Hi, did you use a salinity hydrometer? Or a general hydrometer that measures the specific gravity? Because generally whole house water softeners are low in sodium and safe even for people on low sodium diets. Yeah the softener replaces calcium ions with sodium ions but the salt itself is washed away during a recharge and rinse. I have only used softened water for years with no issues. My bypass is really tough to get by also.

Hard water is often high or very high TDS total dissolved solids and that number doesn’t change with a water softener as one ion is exchanged for another.

But one thing I should mention is that though KH/Alkalinity stay the same with softened water, GH is now 0. If you are not replenishing those minerals with something like Seachem Replenish and Seachem Fresh Trace I can see that your fish would potentially get sick and die or be weakened.
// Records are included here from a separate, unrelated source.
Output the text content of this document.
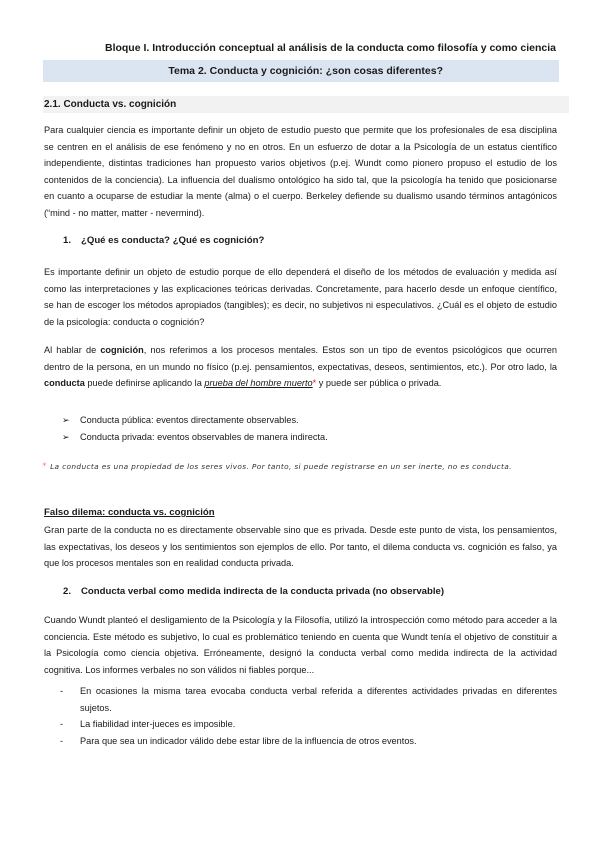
Bloque I. Introducción conceptual al análisis de la conducta como filosofía y como ciencia
Tema 2. Conducta y cognición: ¿son cosas diferentes?
2.1. Conducta vs. cognición

Para cualquier ciencia es importante definir un objeto de estudio puesto que permite que los profesionales de esa disciplina se centren en el análisis de ese fenómeno y no en otros. En un esfuerzo de dotar a la Psicología de un estatus científico independiente, distintas tradiciones han propuesto varios objetivos (p.ej. Wundt como pionero propuso el estudio de los contenidos de la conciencia). La influencia del dualismo ontológico ha sido tal, que la psicología ha tenido que posicionarse en cuanto a ocuparse de estudiar la mente (alma) o el cuerpo. Berkeley defiende su dualismo usando términos antagónicos (“mind - no matter, matter - nevermind).

1. ¿Qué es conducta? ¿Qué es cognición?

Es importante definir un objeto de estudio porque de ello dependerá el diseño de los métodos de evaluación y medida así como las interpretaciones y las explicaciones teóricas derivadas. Concretamente, para hacerlo desde un enfoque científico, se han de escoger los métodos apropiados (tangibles); es decir, no subjetivos ni especulativos. ¿Cuál es el objeto de estudio de la psicología: conducta o cognición?

Al hablar de cognición, nos referimos a los procesos mentales. Estos son un tipo de eventos psicológicos que ocurren dentro de la persona, en un mundo no físico (p.ej. pensamientos, expectativas, deseos, sentimientos, etc.). Por otro lado, la conducta puede definirse aplicando la prueba del hombre muerto* y puede ser pública o privada.

➢	Conducta pública: eventos directamente observables.
➢	Conducta privada: eventos observables de manera indirecta.

* La conducta es una propiedad de los seres vivos. Por tanto, si puede registrarse en un ser inerte, no es conducta.

Falso dilema: conducta vs. cognición

Gran parte de la conducta no es directamente observable sino que es privada. Desde este punto de vista, los pensamientos, las expectativas, los deseos y los sentimientos son ejemplos de ello. Por tanto, el dilema conducta vs. cognición es falso, ya que los procesos mentales son en realidad conducta privada.

2. Conducta verbal como medida indirecta de la conducta privada (no observable)

Cuando Wundt planteó el desligamiento de la Psicología y la Filosofía, utilizó la introspección como método para acceder a la conciencia. Este método es subjetivo, lo cual es problemático teniendo en cuenta que Wundt tenía el objetivo de constituir a la Psicología como ciencia objetiva. Erróneamente, designó la conducta verbal como medida indirecta de la actividad cognitiva. Los informes verbales no son válidos ni fiables porque...

-	En ocasiones la misma tarea evocaba conducta verbal referida a diferentes actividades privadas en diferentes sujetos.
-	La fiabilidad inter-jueces es imposible.
-	Para que sea un indicador válido debe estar libre de la influencia de otros eventos.
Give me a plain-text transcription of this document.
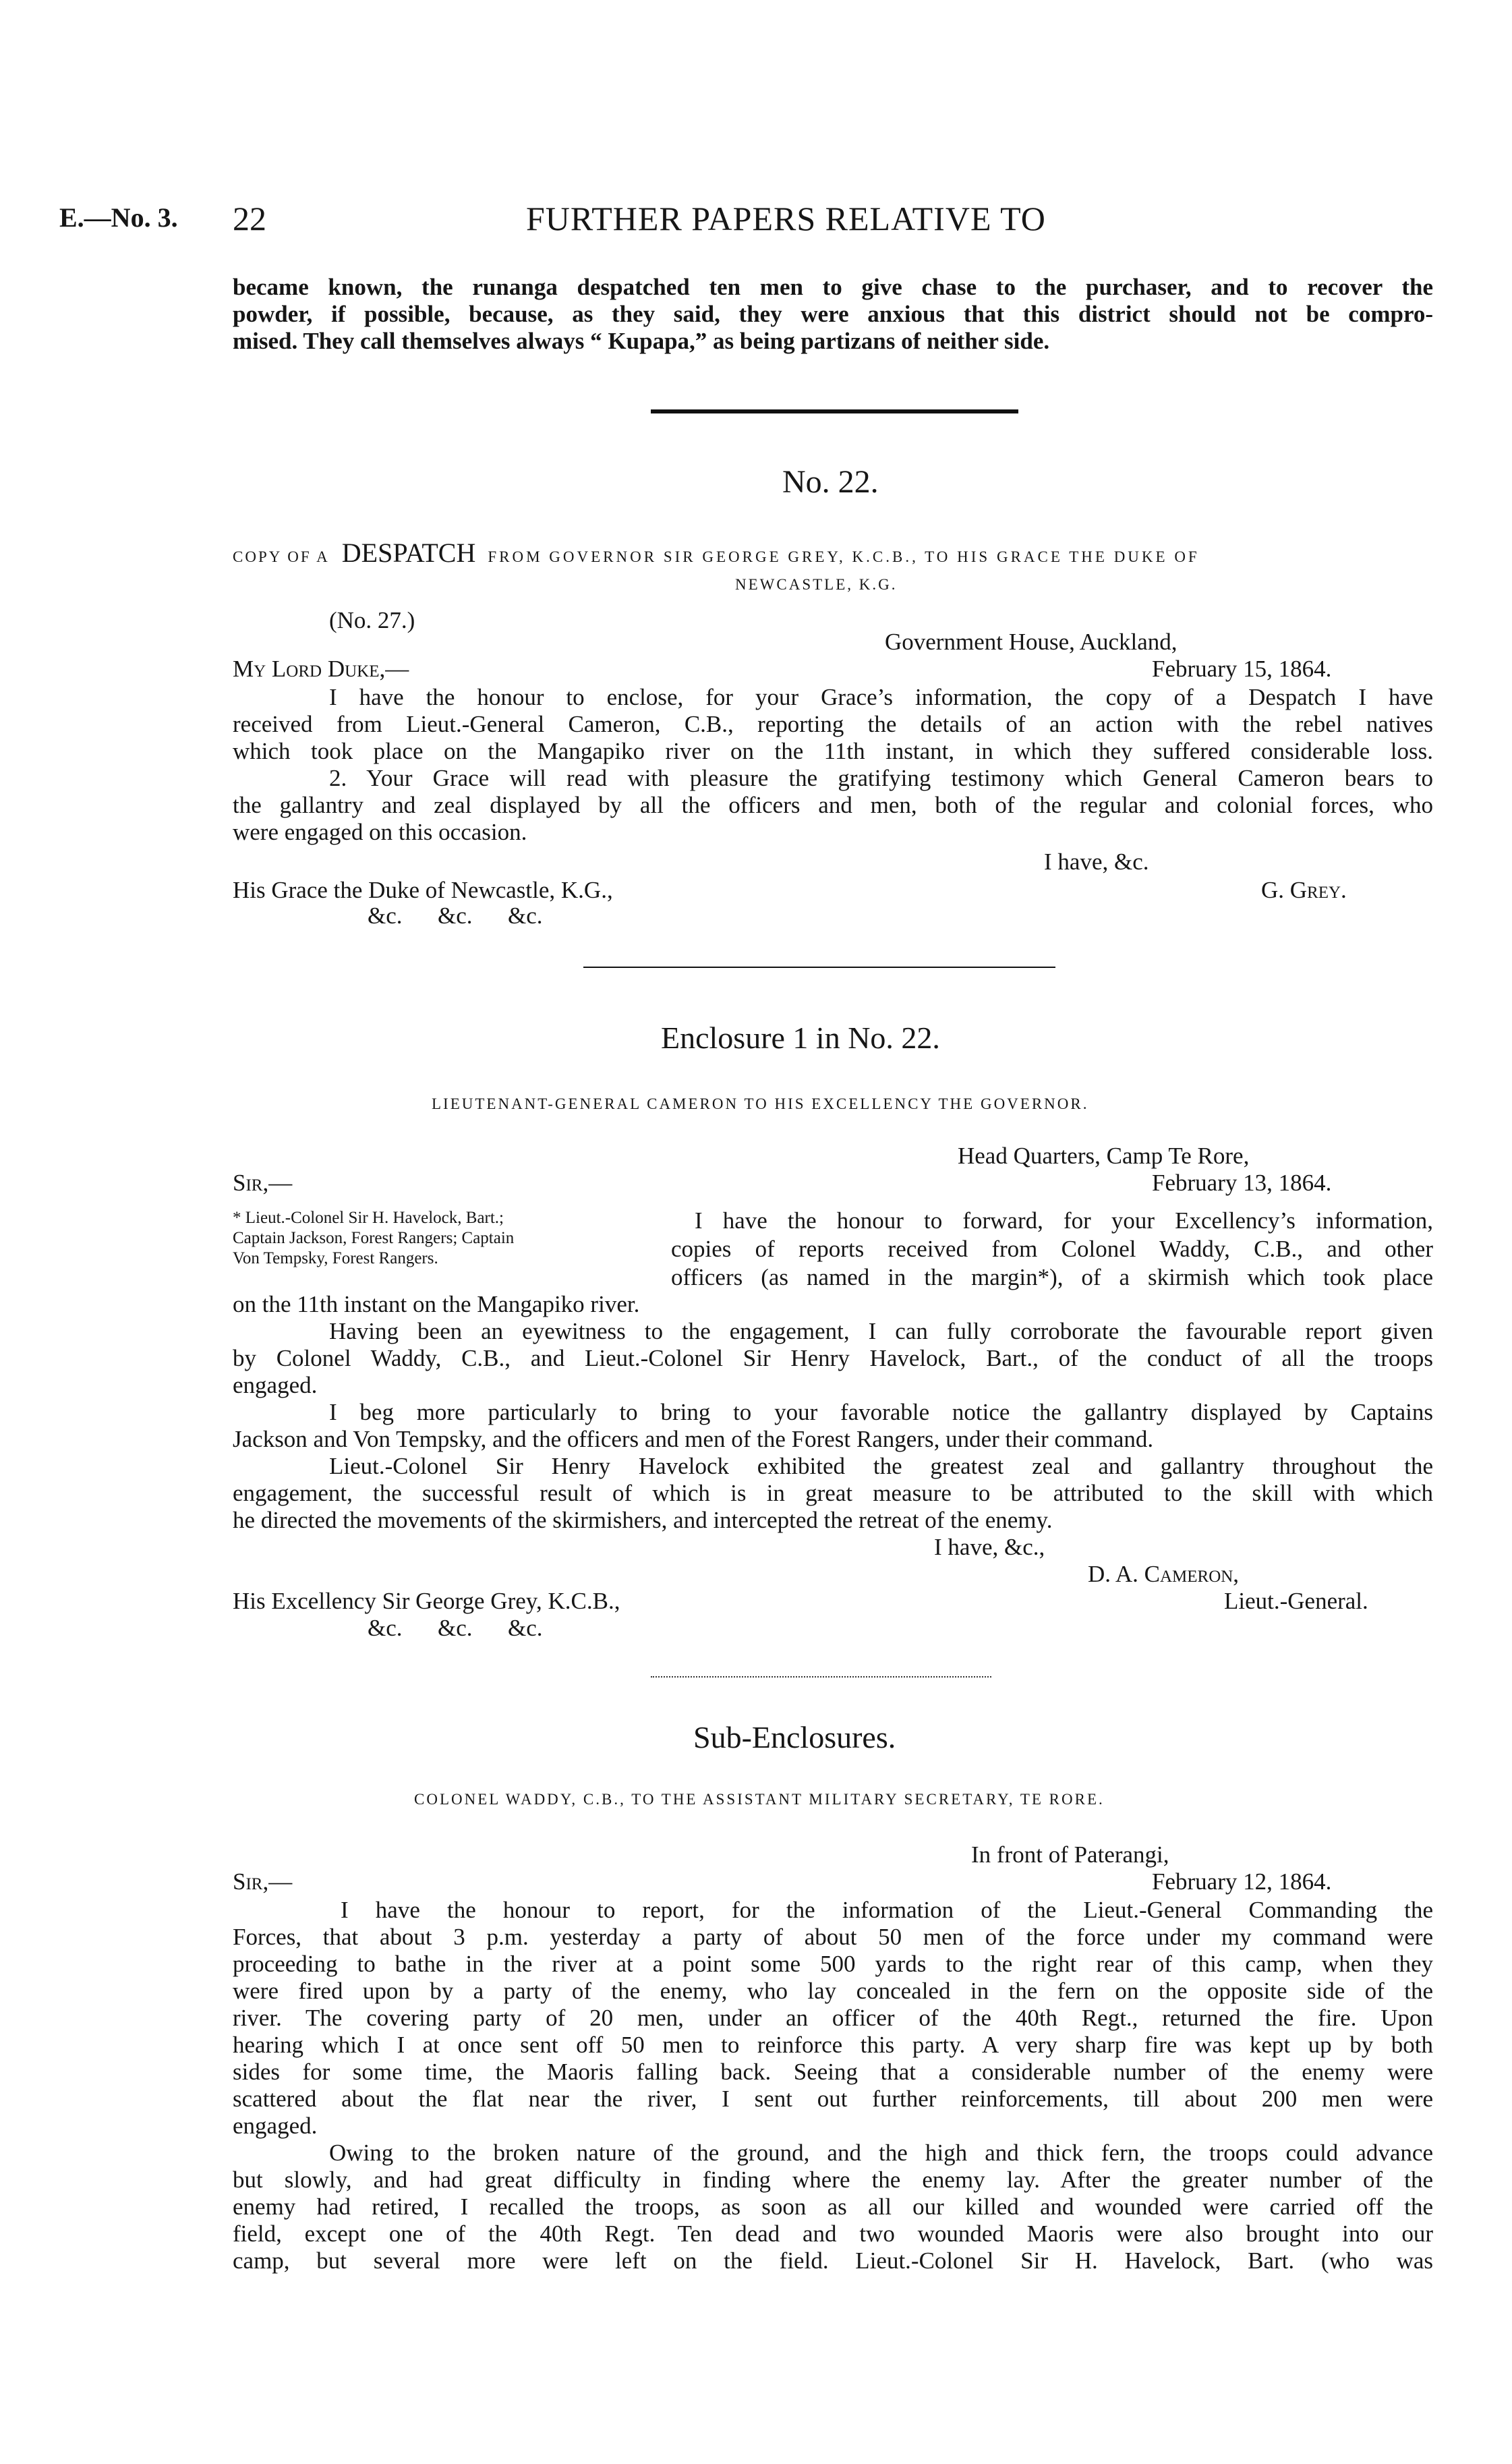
E.—No. 3. 22	FURTHER PAPERS RELATIVE TO
became known, the runanga despatched ten men to give chase to the purchaser, and to recover the
powder, if possible, because, as they said, they were anxious that this district should not be compro-
mised. They call themselves always “ Kupapa,” as being partizans of neither side.
No. 22.
COPY OF A DESPATCH FROM GOVERNOR SIR GEORGE GREY, K.C.B., TO HIS GRACE THE DUKE OF
NEWCASTLE, K.G.
(No. 27.)
Government House, Auckland,
My Lord Duke,—	February 15, 1864.
I have the honour to enclose, for your Grace’s information, the copy of a Despatch I have
received from Lieut.-General Cameron, C.B., reporting the details of an action with the rebel natives
which took place on the Mangapiko river on the 11th instant, in which they suffered considerable loss.
2. Your Grace will read with pleasure the gratifying testimony which General Cameron bears to
the gallantry and zeal displayed by all the officers and men, both of the regular and colonial forces, who
were engaged on this occasion.
I have, &c.
His Grace the Duke of Newcastle, K.G.,	G. Grey.
&c.      &c.      &c.
Enclosure 1 in No. 22.
LIEUTENANT-GENERAL CAMERON TO HIS EXCELLENCY THE GOVERNOR.
Head Quarters, Camp Te Rore,
Sir,—	February 13, 1864.
* Lieut.-Colonel Sir H. Havelock, Bart.;
Captain Jackson, Forest Rangers; Captain
Von Tempsky, Forest Rangers.
I have the honour to forward, for your Excellency’s information,
copies of reports received from Colonel Waddy, C.B., and other
officers (as named in the margin*), of a skirmish which took place
on the 11th instant on the Mangapiko river.
Having been an eyewitness to the engagement, I can fully corroborate the favourable report given
by Colonel Waddy, C.B., and Lieut.-Colonel Sir Henry Havelock, Bart., of the conduct of all the troops
engaged.
I beg more particularly to bring to your favorable notice the gallantry displayed by Captains
Jackson and Von Tempsky, and the officers and men of the Forest Rangers, under their command.
Lieut.-Colonel Sir Henry Havelock exhibited the greatest zeal and gallantry throughout the
engagement, the successful result of which is in great measure to be attributed to the skill with which
he directed the movements of the skirmishers, and intercepted the retreat of the enemy.
I have, &c.,
D. A. Cameron,
His Excellency Sir George Grey, K.C.B.,	Lieut.-General.
&c.      &c.      &c.
Sub-Enclosures.
COLONEL WADDY, C.B., TO THE ASSISTANT MILITARY SECRETARY, TE RORE.
In front of Paterangi,
Sir,—	February 12, 1864.
I have the honour to report, for the information of the Lieut.-General Commanding the
Forces, that about 3 p.m. yesterday a party of about 50 men of the force under my command were
proceeding to bathe in the river at a point some 500 yards to the right rear of this camp, when they
were fired upon by a party of the enemy, who lay concealed in the fern on the opposite side of the
river. The covering party of 20 men, under an officer of the 40th Regt., returned the fire. Upon
hearing which I at once sent off 50 men to reinforce this party. A very sharp fire was kept up by both
sides for some time, the Maoris falling back. Seeing that a considerable number of the enemy were
scattered about the flat near the river, I sent out further reinforcements, till about 200 men were
engaged.
Owing to the broken nature of the ground, and the high and thick fern, the troops could advance
but slowly, and had great difficulty in finding where the enemy lay. After the greater number of the
enemy had retired, I recalled the troops, as soon as all our killed and wounded were carried off the
field, except one of the 40th Regt. Ten dead and two wounded Maoris were also brought into our
camp, but several more were left on the field. Lieut.-Colonel Sir H. Havelock, Bart. (who was
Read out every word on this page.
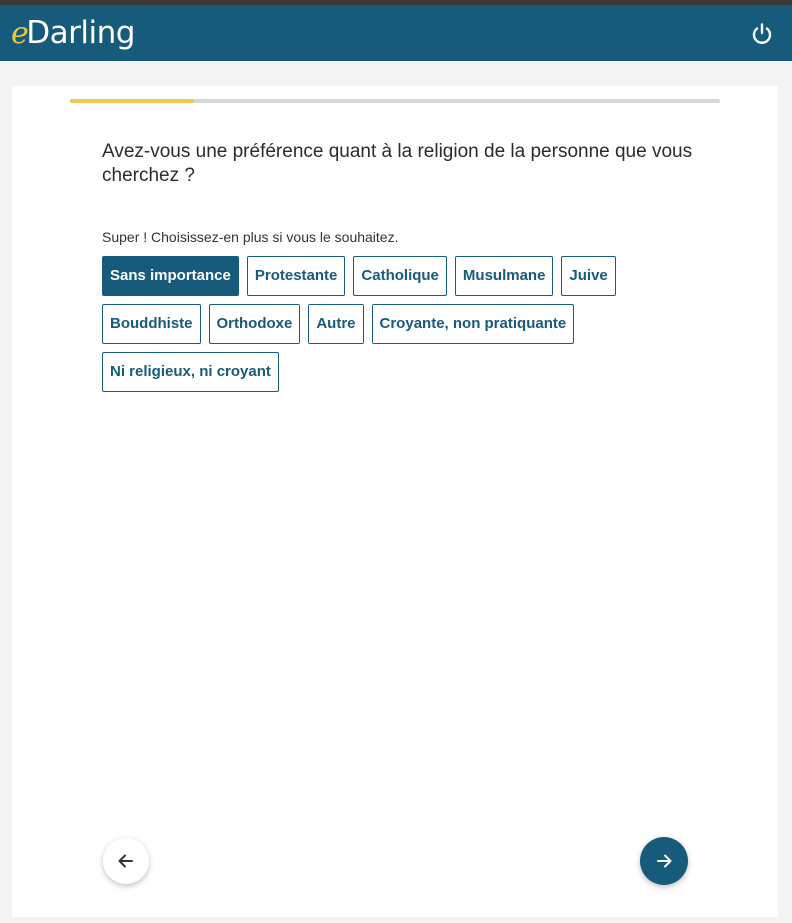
eDarling
Avez-vous une préférence quant à la religion de la personne que vous cherchez ?
Super ! Choisissez-en plus si vous le souhaitez.
Sans importance	Protestante	Catholique	Musulmane	Juive
Bouddhiste	Orthodoxe	Autre	Croyante, non pratiquante
Ni religieux, ni croyant
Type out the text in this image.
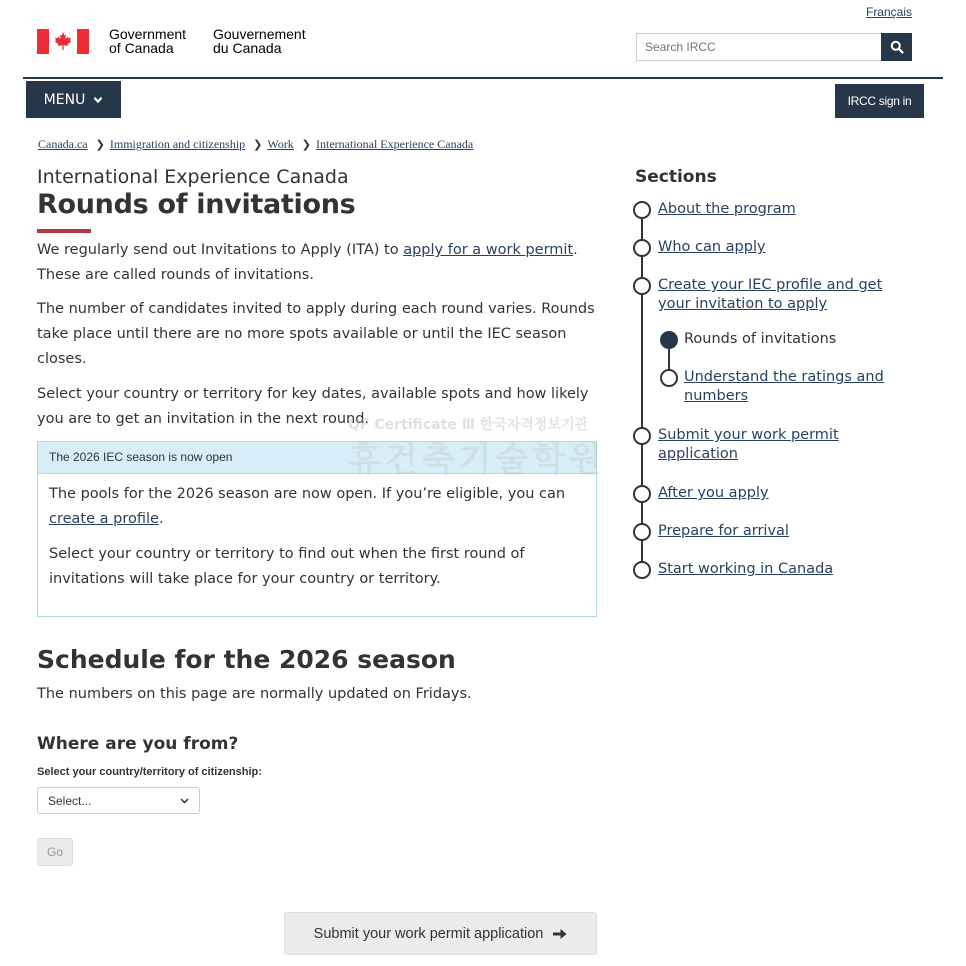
Français
Government
of Canada
Gouvernement
du Canada
Search IRCC
MENU	IRCC sign in
Canada.ca ❯ Immigration and citizenship ❯ Work ❯ International Experience Canada
International Experience Canada
Rounds of invitations

We regularly send out Invitations to Apply (ITA) to apply for a work permit. These are called rounds of invitations.

The number of candidates invited to apply during each round varies. Rounds take place until there are no more spots available or until the IEC season closes.

Select your country or territory for key dates, available spots and how likely you are to get an invitation in the next round.

The 2026 IEC season is now open

The pools for the 2026 season are now open. If you’re eligible, you can create a profile.

Select your country or territory to find out when the first round of invitations will take place for your country or territory.

QF Certificate Ⅲ 한국자격정보기관
휴건축기술학원
Schedule for the 2026 season

The numbers on this page are normally updated on Fridays.

Where are you from?
Select your country/territory of citizenship:
Select...
Go
Submit your work permit application
Sections
About the program
Who can apply
Create your IEC profile and get your invitation to apply
Rounds of invitations
Understand the ratings and numbers
Submit your work permit application
After you apply
Prepare for arrival
Start working in Canada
Without those minerals their osmosis would also be weakened. Even soft water fish need some minerals to a GH of 2 or 3 degrees.

I can’t recommend an RO system but I don’t really think you need one if you replenish the minerals in the water. If you do end up getting an RO system make sure you use the two I mentioned above and also Seachem alkaline buffer as the RO water will be low in KH.

Lastly, I would highly recommend treating any new fish to a new tank with Prazi Pro as many fish come home to you with parasites, flukes and this gets rid of them. Treat the whole tank. Doesn’t hurt the cycle.